Example: A bumpy start
A company and one of its suppliers met each other from day one with crossed arms and a reproachful tone, with both parties on the defensive regarding existing challenges in their collaboration. The blame game actually got so bad that one party began looking for evidence from past email correspondence to prove their point. As a result, all discussion about improving their collaboration came to a halt. This is a good example of how a lack of mutual respect can lead to placing blame rather than to a solution-oriented approach to the problems. And the ultimate outcome is relations and the optimisation process itself break down. Mutual respect increases the chances of maintaining an open communication, which subsequently increases the likelihood of sharing knowledge and problem-solving. This mutual strengthening of the supplier relationship and communication makes up the foundation of coordinated collective action. One way these companies managed to overcome their differences and regain mutual respect for each other was by focusing on shared task-based goals. This enabled them to concentrate on finding solutions to challenges and moving forward in their collaboration.

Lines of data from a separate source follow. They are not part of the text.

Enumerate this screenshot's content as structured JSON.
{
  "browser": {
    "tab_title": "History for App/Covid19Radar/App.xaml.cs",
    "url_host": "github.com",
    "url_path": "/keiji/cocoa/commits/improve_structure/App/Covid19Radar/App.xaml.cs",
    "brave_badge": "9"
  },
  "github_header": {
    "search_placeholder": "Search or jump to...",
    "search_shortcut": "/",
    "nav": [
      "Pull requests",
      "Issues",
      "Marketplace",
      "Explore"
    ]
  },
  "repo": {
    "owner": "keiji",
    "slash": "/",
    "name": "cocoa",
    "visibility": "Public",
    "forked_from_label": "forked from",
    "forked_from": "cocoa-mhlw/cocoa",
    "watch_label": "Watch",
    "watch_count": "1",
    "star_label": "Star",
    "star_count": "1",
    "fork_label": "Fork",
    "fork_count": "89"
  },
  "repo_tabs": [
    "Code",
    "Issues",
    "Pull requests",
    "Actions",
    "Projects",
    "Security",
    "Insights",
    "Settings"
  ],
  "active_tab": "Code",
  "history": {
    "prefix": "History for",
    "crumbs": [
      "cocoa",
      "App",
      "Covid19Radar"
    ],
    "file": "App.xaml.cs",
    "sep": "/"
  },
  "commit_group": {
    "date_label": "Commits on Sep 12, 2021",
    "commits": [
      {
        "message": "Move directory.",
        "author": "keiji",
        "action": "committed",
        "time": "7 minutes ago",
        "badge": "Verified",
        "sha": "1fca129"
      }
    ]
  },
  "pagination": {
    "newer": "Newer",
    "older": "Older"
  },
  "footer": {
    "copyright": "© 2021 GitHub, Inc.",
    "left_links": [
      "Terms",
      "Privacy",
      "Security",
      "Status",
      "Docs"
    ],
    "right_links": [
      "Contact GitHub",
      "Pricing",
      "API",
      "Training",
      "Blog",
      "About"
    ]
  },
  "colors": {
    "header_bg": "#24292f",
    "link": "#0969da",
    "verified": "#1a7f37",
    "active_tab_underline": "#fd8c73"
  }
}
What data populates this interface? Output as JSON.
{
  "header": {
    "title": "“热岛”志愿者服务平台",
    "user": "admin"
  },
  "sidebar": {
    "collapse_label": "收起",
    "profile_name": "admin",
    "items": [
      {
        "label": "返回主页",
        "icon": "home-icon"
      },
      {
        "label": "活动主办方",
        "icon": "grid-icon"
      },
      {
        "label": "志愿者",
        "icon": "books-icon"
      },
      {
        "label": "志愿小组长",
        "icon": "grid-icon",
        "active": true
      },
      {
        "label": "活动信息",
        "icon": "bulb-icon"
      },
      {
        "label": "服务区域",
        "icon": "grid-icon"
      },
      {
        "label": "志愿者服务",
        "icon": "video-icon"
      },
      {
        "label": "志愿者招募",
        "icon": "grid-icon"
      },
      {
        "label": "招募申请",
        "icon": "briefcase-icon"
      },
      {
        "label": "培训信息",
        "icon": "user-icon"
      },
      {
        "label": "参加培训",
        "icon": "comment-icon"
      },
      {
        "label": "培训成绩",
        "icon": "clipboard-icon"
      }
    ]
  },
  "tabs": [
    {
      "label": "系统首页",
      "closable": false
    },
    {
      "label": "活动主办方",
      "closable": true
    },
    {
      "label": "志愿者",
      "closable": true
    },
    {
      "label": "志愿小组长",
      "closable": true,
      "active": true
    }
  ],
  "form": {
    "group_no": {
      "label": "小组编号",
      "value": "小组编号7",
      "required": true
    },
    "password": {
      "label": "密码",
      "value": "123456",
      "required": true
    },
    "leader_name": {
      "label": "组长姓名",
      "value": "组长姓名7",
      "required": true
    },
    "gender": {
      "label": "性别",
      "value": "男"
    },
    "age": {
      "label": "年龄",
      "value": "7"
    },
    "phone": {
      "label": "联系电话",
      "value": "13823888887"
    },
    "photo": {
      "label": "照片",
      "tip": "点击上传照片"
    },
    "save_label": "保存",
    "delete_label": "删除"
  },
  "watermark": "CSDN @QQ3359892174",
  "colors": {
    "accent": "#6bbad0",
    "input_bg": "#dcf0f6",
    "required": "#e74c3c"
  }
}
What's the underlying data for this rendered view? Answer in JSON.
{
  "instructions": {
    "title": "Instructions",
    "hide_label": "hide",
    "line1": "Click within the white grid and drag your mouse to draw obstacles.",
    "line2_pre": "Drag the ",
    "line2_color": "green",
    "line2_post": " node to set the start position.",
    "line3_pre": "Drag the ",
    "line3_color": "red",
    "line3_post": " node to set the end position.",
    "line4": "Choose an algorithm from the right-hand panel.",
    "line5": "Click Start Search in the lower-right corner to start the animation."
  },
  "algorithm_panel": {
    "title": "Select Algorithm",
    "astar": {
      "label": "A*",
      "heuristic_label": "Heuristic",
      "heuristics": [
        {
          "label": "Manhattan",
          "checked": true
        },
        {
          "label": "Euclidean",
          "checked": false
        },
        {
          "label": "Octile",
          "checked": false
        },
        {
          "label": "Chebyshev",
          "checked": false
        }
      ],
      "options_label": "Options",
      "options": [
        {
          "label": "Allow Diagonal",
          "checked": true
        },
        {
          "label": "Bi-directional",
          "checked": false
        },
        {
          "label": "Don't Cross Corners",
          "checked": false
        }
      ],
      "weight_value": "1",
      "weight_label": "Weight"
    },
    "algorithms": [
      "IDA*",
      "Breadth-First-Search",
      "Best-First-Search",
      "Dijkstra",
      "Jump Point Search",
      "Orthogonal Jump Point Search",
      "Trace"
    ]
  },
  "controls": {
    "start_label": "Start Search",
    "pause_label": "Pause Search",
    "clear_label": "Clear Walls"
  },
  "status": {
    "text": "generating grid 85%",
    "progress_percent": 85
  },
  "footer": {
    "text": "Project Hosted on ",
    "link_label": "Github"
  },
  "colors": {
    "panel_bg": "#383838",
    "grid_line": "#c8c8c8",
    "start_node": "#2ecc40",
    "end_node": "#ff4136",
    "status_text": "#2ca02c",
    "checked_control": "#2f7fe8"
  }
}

Example: A strong foundation
A company already had a fruitful and well-functioning collaboration with its supplier. The two companies had multiple personal relations, and some employees from the anchor company used to work for the supplier. Communication was open and trusting, and both companies were open about what they wanted to optimise in the collaboration. Both parties weren’t shy about admitting a lack of knowledge about the other’s processes, inviting explanations and clarifications, and making it possible to explore the potential for optimisation across both organisations. Both parties were well-represented at the meetings with competences from all functions in the production chain, and representatives with decision-making powers were also present, allowing the process to progress quickly, because decisions and compromises could be reached immediately. The result was punctual and efficient communication across functions, elimination of the bureaucratic blind spots, and a holistic understanding of the company’s overall workflow, providing insights into how the individual functions contribute to each other and to the overall workflow within the organisation.
What do we do now?
As a company, there are some concrete initiatives you can integrate into your supplier collaboration to improve coordination and performance:
- Plan a series of regular meetings that have nothing to do with price or agreement negotiations, but instead focus solely on the collaboration.
- Don’t be afraid to lower your guard and try to avoid becoming defensive during the discussions. It is important to open up and show your business and your production flow, so that you can gain a better understanding of each other’s strengths and challenges.
- Work together to identify any potential for optimisation by examining the overall flow across the supply chain.
- Drop all assumptions and stop thinking that you know what your customer or supplier can and will do. Have you tried asking them?